Bootstrapping a supervised IDS model requires thousands of labeled examples per attack class. Capturing and hand-labeling real traffic is time-consuming and legally complex. Synthetic generation lets the team:
  • Control class proportions precisely
  • Reproduce the dataset exactly (random.choices with fixed weights)
  • Iterate on feature design without waiting for real attacks
  • Avoid privacy concerns associated with real network captures
Once the system is deployed, guardar_dataset.py logs real events alongside their ML predictions, allowing the dataset to grow organically over time.

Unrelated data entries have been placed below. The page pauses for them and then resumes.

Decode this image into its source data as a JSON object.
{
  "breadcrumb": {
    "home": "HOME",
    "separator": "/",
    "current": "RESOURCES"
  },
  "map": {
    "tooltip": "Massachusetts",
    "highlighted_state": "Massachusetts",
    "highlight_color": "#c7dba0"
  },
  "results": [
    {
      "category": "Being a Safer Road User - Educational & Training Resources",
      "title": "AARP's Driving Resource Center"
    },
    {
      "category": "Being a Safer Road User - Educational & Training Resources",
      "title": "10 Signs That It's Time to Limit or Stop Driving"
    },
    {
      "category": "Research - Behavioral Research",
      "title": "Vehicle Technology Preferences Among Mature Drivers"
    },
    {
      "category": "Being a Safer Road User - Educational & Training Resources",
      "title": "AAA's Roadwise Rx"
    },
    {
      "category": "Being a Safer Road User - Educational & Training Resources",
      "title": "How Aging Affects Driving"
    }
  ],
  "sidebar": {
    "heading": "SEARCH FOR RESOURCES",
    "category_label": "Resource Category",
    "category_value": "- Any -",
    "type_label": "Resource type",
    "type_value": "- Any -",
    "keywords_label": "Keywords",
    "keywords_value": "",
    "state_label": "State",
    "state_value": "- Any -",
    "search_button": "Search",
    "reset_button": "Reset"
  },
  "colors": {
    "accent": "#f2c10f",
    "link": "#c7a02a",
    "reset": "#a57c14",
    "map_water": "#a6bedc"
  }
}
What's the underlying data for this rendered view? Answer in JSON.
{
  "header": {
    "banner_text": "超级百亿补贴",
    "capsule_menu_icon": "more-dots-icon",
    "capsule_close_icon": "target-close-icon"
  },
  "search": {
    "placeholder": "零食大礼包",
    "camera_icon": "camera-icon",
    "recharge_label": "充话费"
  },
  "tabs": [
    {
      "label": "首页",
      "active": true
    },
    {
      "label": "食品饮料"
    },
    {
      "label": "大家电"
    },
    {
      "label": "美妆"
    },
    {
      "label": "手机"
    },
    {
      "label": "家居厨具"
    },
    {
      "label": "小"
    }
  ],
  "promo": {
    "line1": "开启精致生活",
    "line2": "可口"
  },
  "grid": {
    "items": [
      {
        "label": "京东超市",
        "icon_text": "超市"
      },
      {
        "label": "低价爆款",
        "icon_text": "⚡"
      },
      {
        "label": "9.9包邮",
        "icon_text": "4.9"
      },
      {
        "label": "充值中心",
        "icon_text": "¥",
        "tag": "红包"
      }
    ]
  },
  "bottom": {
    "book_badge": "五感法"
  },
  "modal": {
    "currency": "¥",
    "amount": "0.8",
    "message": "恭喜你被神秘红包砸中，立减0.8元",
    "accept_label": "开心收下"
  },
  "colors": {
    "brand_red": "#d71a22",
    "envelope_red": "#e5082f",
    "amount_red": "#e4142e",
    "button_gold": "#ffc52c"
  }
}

generate_dataset() function

Defined in generar_dataset.py, this function builds the full training CSV in a single call.
def generate_dataset(num_samples=20000):
    data = []
    base_time = datetime.now() - timedelta(days=7)

    # Simulated target
    target_ip = "172.10.14.181"

    # Persistent scanner IPs for Port Scan class
    scanner_ip_1 = "203.0.113.10"
    scanner_ip_2 = "203.0.113.11"

    for _ in range(num_samples):
        # Realistic class distribution — majority normal traffic
        attack_type = random.choices(
            ["Normal", "SYN Flood", "DDoS Distribuido", "PORT scanner",
             "Posible Exploit", "UDP Flood", "Inyección SQL"],
            weights=[0.60, 0.08, 0.08, 0.08, 0.05, 0.08, 0.03],
            k=1
        )[0]
        ...

Class distribution

ClassWeightApproximate records (20 000)
Normal60%~12 000
SYN Flood8%~1 600
DDoS Distribuido8%~1 600
PORT scanner8%~1 600
UDP Flood8%~1 600
Posible Exploit5%~1 000
Inyección SQL3%~600
The 60/40 normal-to-attack split reflects realistic enterprise traffic and prevents the model from over-fitting to attack patterns. SMOTE is applied later during training to compensate for the remaining minority-class imbalance.

Key generation details

  • Target IP: All generated traffic is directed at 172.10.14.181, the simulated server.
  • Port Scan IPs: Only 203.0.113.10 and 203.0.113.11 appear as source IPs for PORT scanner records, making scanner attribution deterministic and learnable.
  • Timestamp range: Events are spread over a 7-day window (604 800 seconds of jitter) to give the model varied hour values.
  • Output path: Dataset/escanerpuertos.csv (directory is created automatically via os.makedirs).

Dataset columns

ColumnTypeDescription
src_ipstringSource IP address of the connection
dst_ipstringDestination IP address (always 172.10.14.181 in synthetic data)
dst_portintegerDestination port number
protocolstringTransport protocol: TCP or UDP
flagstringTCP control flag (S, A, PA, FA) or N/A for UDP
tipo_ataquestringGround-truth attack class label
timestampstringEvent datetime in YYYY-MM-DD HH:MM:SS format

Per-class field values

Each class has distinct field signatures that make it statistically learnable:
Classdst_portprotocolflag
Normal80, 443, 53, 22TCP or UDPA / PA / FA (TCP), N/A (UDP)
SYN Flood80, 443TCPS
DDoS Distribuido80, 443, 8080TCP or UDPS (TCP), N/A (UDP)
PORT scanner1–1024 (random)TCPS
Posible Exploit445, 3389, 21, 23TCPPA
UDP Flood1024–65535 (random)UDPN/A
Inyección SQL3306, 5432, 1433, 80TCPPA

Real-time event logging — guardar_dataset.py

During live IDS operation, every analyzed packet is appended to eventos_detectados.csv by guardar_evento_en_dataset(). This gives the team a growing log of real traffic that can supplement or replace the synthetic dataset in future training runs.
The output path in guardar_dataset.py is hardcoded to C:\Users\Usuario\Desktop\IDS\IDS_unipaz\Dataset. Update the carpeta variable at the top of the function to match your deployment path before using this module.
def guardar_evento_en_dataset(ip_src, ip_dst, puerto, protocolo, flag,
                              tipo_ataque, tipo_ataque_ml):
    carpeta = r"C:\Users\Usuario\Desktop\IDS\IDS_unipaz\Dataset"
    if not os.path.exists(carpeta):
        os.makedirs(carpeta)

    ruta_completa = os.path.join(carpeta, "eventos_detectados.csv")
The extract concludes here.